To estimate the volume of a large rock , the rock is thrown into a cylindrical water tank of diameter 1.5m which is nearly full of water .it's is noted that the water level in the tank rises by 1.5cm . What is the volume of the rock?
To solve this problem, we need to calculate the increase in the volume of water in the tank when the rock is thrown in.

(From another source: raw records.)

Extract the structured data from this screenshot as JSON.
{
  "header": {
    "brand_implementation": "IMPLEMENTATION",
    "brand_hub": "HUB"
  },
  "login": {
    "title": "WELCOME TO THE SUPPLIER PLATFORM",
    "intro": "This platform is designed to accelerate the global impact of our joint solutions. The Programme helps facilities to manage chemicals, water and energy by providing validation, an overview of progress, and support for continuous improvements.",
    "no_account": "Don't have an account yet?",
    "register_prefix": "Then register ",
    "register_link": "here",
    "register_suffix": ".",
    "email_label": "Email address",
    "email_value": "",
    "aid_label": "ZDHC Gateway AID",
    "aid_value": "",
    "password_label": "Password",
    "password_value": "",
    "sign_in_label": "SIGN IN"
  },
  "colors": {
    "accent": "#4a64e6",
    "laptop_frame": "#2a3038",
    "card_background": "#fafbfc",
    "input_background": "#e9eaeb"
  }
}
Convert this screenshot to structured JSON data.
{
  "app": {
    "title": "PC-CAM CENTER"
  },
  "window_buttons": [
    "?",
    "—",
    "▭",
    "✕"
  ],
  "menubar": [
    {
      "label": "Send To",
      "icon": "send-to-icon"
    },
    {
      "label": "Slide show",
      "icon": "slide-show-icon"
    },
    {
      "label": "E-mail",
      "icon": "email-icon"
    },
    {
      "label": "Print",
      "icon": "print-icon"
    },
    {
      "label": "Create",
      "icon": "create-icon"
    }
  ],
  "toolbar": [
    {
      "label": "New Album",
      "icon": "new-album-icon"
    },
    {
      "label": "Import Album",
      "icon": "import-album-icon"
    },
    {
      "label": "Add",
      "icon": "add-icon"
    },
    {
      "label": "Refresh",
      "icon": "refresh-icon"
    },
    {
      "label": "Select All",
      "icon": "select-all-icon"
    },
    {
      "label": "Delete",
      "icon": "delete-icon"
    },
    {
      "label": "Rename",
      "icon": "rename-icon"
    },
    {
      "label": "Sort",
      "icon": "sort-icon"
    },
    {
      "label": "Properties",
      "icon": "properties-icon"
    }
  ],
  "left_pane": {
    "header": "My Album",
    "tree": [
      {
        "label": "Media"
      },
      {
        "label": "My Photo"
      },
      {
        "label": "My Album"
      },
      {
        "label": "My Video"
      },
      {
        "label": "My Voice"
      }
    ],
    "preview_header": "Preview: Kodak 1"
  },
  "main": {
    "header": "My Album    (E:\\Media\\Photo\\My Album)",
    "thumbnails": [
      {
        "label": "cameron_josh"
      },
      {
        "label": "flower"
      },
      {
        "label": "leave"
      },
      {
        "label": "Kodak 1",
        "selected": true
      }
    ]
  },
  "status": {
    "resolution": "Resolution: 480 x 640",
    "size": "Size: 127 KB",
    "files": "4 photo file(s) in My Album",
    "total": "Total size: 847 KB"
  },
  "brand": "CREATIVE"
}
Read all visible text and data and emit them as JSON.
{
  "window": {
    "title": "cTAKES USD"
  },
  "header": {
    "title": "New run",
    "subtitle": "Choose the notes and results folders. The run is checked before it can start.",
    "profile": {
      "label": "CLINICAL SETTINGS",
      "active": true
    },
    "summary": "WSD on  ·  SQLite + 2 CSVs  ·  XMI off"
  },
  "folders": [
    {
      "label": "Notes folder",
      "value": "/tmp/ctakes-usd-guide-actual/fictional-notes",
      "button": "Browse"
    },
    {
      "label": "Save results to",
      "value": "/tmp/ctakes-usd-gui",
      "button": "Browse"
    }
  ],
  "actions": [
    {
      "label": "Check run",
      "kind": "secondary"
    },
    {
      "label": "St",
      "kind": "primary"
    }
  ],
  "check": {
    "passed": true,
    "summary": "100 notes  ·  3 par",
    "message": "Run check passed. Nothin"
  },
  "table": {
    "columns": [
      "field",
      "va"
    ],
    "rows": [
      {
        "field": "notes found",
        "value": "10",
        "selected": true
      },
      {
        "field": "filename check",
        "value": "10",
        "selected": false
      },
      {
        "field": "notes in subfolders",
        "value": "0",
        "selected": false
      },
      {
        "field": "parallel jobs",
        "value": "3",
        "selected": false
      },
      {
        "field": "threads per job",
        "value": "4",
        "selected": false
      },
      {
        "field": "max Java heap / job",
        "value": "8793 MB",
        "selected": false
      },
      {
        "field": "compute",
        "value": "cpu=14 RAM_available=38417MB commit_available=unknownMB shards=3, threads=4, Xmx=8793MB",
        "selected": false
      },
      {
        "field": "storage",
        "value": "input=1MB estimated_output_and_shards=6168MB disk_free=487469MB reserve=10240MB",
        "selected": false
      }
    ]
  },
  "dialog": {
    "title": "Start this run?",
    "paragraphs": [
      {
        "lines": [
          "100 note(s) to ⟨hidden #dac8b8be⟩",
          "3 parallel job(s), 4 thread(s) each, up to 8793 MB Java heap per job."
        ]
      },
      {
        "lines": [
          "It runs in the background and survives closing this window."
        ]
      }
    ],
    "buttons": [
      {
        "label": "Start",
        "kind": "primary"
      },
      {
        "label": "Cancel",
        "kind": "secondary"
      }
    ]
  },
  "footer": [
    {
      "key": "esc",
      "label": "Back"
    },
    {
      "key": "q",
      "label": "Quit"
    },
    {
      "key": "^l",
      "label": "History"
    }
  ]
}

We can then use this increase in volume to find the volume of the rock.
Given:
- Diameter of the cylindrical water tank = 1.5m
- Increase in water level after the rock is thrown in = 1.5cm = 0.015m
First, we need to calculate the increase in the volume of water in the tank:
Volume of water in the tank = πr^2h, where r is the radius of the tank and h is the height of water before the rock is thrown in.
Since the diameter of the tank is 1.5m, the radius (r) = 1.5/2 = 0.75m
Initial volume of water in the tank = π(0.75)^2h = π(0.5625)h
After the rock is thrown in, the volume of water in the tank will be:
Volume of water in the tank after rock is thrown in = π(0.75)^2( h + 0.015) = π(0.5625)(h + 0.015)
Increase in volume of water in the tank = π(0.5625)(h + 0.015) - π(0.5625)h
= π(0.5625)(h + 0.015 - h)
= π(0.5625)(0.015)
≈ 0.0265 cubic meters
Since the increase in volume of water is equal to the volume of the rock, the volume of the rock is approximately 0.0265 cubic meters.